Apoptotic effect of caffeic acid phenethyl ester and its ester and amide analogues in human cervical cancer ME180 cells.

Background: Caffeic acid phenylether ester (CAPE) has potent antioxidant, anti-inflammatory, antiviral, anti-proliferative, immunomodulatory and pro-apoptotic activities. The activities of CAPE and its novel synthetic derivatives, caffeic acid octyl ester (CAO) and 1-octyl caffeamide (CAN-8), were investigated in this study.

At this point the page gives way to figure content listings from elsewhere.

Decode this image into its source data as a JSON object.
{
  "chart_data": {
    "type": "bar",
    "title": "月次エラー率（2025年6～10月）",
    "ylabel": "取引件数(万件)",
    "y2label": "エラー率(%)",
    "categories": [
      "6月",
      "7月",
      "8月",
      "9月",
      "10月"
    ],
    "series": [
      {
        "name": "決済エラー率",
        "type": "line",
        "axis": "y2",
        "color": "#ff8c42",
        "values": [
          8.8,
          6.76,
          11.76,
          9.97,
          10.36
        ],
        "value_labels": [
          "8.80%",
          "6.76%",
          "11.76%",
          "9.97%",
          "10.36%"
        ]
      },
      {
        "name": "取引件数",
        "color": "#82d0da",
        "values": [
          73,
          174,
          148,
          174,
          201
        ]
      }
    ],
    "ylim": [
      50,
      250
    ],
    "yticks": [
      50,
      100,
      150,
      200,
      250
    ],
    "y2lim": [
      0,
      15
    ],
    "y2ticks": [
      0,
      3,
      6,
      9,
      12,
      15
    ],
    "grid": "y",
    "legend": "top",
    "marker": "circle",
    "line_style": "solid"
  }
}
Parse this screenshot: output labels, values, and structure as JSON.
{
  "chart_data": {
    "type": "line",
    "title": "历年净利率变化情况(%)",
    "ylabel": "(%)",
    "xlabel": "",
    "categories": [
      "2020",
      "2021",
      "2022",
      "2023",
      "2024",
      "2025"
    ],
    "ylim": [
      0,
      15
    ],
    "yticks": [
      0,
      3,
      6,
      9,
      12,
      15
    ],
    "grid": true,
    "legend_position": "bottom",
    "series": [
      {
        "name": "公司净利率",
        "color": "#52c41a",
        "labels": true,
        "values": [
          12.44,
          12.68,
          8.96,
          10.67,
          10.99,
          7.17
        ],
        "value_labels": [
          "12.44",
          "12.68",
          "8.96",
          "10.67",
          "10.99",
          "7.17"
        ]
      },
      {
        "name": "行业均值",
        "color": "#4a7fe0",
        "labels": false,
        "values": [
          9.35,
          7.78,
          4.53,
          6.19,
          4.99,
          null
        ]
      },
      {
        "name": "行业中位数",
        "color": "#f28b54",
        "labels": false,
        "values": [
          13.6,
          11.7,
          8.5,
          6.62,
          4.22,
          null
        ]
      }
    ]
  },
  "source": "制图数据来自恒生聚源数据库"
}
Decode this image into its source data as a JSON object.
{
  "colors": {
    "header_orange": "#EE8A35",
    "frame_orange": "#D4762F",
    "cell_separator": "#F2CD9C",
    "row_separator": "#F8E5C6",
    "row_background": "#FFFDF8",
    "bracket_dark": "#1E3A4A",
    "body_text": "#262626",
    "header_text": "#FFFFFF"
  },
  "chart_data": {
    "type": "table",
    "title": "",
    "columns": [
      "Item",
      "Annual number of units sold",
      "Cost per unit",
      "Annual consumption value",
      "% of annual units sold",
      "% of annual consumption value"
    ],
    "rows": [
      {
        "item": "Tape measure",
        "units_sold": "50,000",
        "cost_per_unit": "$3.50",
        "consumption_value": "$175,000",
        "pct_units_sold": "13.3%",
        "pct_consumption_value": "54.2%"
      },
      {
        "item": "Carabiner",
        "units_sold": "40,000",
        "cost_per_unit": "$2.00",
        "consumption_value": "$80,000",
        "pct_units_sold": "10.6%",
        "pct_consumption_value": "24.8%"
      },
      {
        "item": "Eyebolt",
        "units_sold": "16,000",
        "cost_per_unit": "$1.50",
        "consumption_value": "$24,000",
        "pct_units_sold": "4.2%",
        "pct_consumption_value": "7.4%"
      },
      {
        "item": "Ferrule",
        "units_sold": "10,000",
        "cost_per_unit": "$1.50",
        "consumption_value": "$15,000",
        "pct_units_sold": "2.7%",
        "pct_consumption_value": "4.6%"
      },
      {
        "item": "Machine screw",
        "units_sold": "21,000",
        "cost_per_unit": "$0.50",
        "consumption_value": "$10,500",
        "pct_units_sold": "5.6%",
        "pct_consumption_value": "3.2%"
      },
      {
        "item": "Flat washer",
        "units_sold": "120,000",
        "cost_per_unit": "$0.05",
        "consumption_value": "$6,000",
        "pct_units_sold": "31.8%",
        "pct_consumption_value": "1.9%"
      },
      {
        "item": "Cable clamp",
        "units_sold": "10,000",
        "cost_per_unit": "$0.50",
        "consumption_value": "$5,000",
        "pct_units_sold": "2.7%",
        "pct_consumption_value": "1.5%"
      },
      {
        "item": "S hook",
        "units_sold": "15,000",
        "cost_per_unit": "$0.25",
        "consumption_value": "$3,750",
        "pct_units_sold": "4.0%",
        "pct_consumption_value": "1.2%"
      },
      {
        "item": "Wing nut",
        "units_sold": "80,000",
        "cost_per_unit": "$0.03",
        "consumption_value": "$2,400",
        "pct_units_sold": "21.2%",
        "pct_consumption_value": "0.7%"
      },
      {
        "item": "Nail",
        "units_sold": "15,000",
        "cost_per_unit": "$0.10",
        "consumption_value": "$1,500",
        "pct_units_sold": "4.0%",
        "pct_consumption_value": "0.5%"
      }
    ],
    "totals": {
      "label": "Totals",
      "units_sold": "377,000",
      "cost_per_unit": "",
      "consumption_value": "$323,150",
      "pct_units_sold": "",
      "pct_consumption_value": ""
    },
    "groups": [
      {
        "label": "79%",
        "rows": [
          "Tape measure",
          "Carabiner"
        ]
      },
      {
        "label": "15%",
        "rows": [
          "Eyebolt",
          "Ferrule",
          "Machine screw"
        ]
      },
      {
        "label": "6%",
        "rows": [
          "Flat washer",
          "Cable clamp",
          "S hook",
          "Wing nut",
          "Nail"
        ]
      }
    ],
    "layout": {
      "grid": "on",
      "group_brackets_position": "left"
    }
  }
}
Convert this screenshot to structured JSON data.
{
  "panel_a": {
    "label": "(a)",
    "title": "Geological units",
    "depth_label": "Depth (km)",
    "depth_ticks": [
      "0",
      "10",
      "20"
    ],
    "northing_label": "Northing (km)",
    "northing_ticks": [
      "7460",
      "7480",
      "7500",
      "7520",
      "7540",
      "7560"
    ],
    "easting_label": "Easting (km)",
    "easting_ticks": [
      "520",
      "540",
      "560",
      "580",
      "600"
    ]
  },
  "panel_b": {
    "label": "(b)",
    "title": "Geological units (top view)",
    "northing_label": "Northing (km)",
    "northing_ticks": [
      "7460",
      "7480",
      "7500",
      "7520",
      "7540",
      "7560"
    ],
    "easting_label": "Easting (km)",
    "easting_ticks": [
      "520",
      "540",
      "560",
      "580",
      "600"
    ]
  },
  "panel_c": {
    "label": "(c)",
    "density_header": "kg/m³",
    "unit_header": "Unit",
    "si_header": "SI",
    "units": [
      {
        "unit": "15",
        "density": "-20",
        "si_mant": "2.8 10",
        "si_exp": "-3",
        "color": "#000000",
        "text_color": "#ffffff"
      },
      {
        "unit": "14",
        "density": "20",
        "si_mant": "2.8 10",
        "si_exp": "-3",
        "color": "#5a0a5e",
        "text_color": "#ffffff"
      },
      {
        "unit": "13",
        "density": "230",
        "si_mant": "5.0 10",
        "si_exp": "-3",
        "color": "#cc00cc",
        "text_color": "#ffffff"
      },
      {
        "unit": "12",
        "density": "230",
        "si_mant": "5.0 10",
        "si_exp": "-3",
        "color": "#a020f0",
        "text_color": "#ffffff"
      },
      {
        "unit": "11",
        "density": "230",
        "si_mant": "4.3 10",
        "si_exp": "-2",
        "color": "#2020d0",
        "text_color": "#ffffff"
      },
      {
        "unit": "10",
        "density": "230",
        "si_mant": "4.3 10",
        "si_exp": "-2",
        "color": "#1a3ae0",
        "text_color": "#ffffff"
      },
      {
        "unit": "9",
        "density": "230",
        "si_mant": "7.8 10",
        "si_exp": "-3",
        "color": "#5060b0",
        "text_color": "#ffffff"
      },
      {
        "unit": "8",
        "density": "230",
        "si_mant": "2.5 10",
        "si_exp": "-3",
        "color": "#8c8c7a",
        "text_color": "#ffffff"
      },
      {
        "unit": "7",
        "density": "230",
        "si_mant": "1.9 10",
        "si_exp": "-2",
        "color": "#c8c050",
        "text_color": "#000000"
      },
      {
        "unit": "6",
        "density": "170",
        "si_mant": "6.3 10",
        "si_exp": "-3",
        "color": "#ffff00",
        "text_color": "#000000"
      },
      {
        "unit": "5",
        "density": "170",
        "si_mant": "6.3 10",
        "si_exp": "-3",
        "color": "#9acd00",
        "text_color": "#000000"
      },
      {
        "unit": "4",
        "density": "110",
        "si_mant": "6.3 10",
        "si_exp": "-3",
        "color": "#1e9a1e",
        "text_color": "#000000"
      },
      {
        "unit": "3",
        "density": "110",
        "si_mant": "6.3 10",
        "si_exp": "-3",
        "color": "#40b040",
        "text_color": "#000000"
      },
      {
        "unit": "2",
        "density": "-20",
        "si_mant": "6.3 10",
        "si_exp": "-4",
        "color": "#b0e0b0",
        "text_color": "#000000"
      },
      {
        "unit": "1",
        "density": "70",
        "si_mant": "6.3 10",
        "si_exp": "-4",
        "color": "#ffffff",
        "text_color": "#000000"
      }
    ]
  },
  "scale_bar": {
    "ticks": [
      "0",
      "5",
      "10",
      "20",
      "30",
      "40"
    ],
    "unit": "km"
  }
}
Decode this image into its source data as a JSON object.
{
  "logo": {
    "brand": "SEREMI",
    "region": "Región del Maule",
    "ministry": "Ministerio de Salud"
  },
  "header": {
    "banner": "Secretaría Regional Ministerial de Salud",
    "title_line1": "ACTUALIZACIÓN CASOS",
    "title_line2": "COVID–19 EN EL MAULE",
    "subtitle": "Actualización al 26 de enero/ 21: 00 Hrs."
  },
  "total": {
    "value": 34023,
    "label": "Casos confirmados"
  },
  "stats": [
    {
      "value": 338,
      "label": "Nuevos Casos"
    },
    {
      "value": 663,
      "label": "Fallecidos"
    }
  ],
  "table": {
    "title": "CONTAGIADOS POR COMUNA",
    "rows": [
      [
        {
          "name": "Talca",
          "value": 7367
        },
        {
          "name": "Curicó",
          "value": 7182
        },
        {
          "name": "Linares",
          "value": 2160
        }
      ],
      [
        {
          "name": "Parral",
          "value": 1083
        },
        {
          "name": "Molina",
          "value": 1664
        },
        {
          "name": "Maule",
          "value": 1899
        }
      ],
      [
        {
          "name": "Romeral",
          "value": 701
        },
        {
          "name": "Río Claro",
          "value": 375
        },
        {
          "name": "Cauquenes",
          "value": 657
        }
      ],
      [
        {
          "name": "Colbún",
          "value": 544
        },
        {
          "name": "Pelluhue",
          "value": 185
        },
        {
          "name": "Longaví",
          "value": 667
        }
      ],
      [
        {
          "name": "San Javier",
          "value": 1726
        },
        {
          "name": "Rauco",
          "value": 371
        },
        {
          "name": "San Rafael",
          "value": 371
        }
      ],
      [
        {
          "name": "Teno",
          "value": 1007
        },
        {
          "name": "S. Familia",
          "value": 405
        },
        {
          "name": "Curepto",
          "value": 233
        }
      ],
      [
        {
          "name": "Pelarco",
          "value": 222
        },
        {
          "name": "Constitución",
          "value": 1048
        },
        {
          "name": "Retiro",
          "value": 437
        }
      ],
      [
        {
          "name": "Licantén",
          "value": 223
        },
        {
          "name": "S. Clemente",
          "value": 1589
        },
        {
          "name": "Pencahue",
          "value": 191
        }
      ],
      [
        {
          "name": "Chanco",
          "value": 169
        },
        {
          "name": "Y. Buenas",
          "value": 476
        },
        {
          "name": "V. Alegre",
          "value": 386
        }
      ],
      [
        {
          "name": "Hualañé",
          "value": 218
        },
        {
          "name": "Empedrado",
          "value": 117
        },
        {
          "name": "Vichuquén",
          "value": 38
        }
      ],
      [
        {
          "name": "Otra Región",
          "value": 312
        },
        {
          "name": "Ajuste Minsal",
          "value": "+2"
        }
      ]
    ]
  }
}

Materials And Methods: Cultured human cells were incubated with or without these compounds. The effect of these compounds on cell apoptosis, intracellular level of hydrogen peroxide and mitochondrial potential were analyzed. Western blot analysis was used to study the effect of alterations in protein level of caspases, Bcl-2 family, p21, p53 and c-Jun upon drug treatment.

Results: These compounds arrested cell proliferation, triggered cell apoptosis and caused a marked scavenging effect of hydrogen peroxide. Apoptosis induced by CAPE or CAO is associated with increased expression of p53, p21 and c-Jun. While the levels of Bcl-2 and Bcl-xL were relatively unchanged, these compounds induced a marked reduction in Mcl-1 level. The CAPE- or CAO-induced apoptosis was also accompanied by a rapid loss of mitochondrial transmembrane potential and activation of caspase-3 and caspase-8, suggesting a mitochondrial-dependent mechanism. In causing these cellular actions, CAO was shown to be comparable or more potent than CAPE, whereas the amide analogue CAN-8 displayed much weaker activities than both CAPE and CAO. Since these three compounds contain similar antioxidant functionality, the difference in their potency suggests that the octyl moiety in CAO is an important determinant for the enhanced activities.

Conclusion: We have characterized a novel CAPE structure analogue, CAO, which showed strong antioxidant and proapoptotic activities. In addition, we demonstrated that down-regulation of Mcl-1 gene expression and activation of caspase-8 are associated with CAPE-triggered cell apoptosis.